Assuming the initiative makes it onto the Nov. 6 ballot - and that looks fairly certain, given that supporters have turned in more than 365,000 signatures from every county in the state, about 100,000 more than needed - voters could scrap the party-based primary-election system and replace it with a nonpartisan process in which every candidate runs in the primary and the top two vote-earners move on to the general election.

On Friday afternoon Gov. Jan Brewer was expected to call a special session so Republican lawmakers could place a competing measure on the Nov. 6 ballot. But by Friday evening her fellow Republicans made it clear her plan didn't go far enough and they wouldn't support it. The effort to confuse voters failed - for now - but not for lack of trying.

The open-primary supporters have been working for months, passing petitions and educating Arizonans about their proposal. Their ballot initiative is not a surprise.

Explanations about the lawmakers' timing, coming one day after the Open Government/ Open Elections supporters turned in their petition signatures, would be laughable were it not so obvious.

Legislators - specifically the Republican majority, which sets the agenda - managed to close out the regular legislative session without fixing a problem that suddenly became so monumentally urgent Brewer decided it required a short-notice special session called in July.

On Friday, when the special session still seemed viable, Brewer denied that she and lawmakers were trying to confuse voters - but Republican Sen. Frank Antenori, who came in third out of four candidates in the Republican primary for the Congressional District 8 special election, told the Arizona Republic that more than one ballot measure on the same topic confuses voters. And that's the point.

Ultimately, however, he and others decided not to support Brewer's plan, so no more need for a special session.

The effort to confuse voters by placing a competing measure on the ballot - if neither garners 50 percent of the votes, they both fail - was derailed not because elected officials decided to respect the choice of Arizonans, but because they couldn't agree on a competing proposal. The will to obstruct voters was there, the details were not.

Republican protestations that voters would be misled in an open-primary system are specious. Take, for example, the possible scenario, as outlined by House Majority Whip Debbie Lesko, R-Glendale.

"A conservative candidate could run in a Democratic-dominated district and call themselves whatever they want," she said. "It could be deceiving."

If Lesko seriously thinks that any candidate could keep up that level of ideological deception throughout an entire primary season, she gives politicians far more credit - and voters far less - than we do.

The number of voters registered as "independent" has increased in recent years, as they've abandoned entrenched political parties.

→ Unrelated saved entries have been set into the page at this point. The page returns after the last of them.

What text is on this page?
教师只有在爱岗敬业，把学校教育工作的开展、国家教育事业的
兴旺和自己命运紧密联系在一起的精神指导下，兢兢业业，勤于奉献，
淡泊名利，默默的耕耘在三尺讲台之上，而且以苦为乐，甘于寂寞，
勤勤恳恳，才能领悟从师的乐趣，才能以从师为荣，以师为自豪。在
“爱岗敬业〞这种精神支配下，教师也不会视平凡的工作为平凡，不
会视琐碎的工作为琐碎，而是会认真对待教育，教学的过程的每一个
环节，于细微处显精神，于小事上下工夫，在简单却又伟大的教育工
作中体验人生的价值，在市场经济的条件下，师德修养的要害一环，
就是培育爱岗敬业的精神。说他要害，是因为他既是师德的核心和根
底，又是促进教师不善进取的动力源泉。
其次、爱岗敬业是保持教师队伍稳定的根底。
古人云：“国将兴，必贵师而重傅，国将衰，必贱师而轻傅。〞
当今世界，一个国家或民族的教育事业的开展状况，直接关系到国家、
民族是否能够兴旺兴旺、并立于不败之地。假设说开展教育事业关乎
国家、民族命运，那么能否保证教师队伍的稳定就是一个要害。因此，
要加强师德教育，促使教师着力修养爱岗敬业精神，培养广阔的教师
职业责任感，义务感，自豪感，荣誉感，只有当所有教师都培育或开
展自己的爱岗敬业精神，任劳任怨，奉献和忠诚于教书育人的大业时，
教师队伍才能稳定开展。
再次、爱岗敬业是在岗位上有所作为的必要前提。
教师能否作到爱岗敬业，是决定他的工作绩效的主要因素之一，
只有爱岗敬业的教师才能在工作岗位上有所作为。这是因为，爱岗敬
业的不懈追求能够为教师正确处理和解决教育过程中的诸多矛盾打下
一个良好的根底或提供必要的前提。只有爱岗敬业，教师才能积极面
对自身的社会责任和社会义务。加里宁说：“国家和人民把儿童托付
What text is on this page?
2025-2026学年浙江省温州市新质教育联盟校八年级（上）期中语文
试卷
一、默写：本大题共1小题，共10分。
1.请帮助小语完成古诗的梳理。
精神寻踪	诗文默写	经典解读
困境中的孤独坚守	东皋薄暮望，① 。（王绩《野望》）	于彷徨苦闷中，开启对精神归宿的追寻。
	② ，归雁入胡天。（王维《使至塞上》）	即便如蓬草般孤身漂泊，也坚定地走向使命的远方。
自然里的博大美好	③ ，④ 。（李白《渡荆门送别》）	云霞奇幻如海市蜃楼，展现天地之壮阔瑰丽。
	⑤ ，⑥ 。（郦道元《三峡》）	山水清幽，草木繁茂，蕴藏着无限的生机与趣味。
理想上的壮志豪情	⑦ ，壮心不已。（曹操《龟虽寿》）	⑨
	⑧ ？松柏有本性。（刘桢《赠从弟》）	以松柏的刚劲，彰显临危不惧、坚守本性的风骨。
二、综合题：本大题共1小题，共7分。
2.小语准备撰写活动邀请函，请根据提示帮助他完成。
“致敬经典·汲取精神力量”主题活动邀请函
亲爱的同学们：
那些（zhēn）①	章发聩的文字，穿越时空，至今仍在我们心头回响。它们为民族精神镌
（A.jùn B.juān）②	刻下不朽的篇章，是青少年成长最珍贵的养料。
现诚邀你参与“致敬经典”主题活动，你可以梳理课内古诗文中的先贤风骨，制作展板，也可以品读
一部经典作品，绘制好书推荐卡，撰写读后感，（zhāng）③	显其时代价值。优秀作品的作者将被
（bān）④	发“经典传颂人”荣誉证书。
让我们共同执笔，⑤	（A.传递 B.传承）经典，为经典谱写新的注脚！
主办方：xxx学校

Independents can vote in Arizona primaries, but they must chose a specific party ballot, which limits their choices of candidates. The open-primary system would change this, for all voters.

More than 365,000 registered voters across the state have said they want the opportunity to vote on the Open Government/Open Elections proposal. For lawmakers to try to come in now, in a transparent attempt to derail that effort, is an insult to every Arizonan.

Legislators who sought to muddy the issue and add their own primary proposal to the ballot are not concerned that the primary system doesn't work, but because it does work - for them.

We need an election system that works for the benefit of all Arizonans.

Brewer and the lawmakers who sought to monkey-wrench the open-primary ballot measure by confusing voters have revealed only their own insecurities.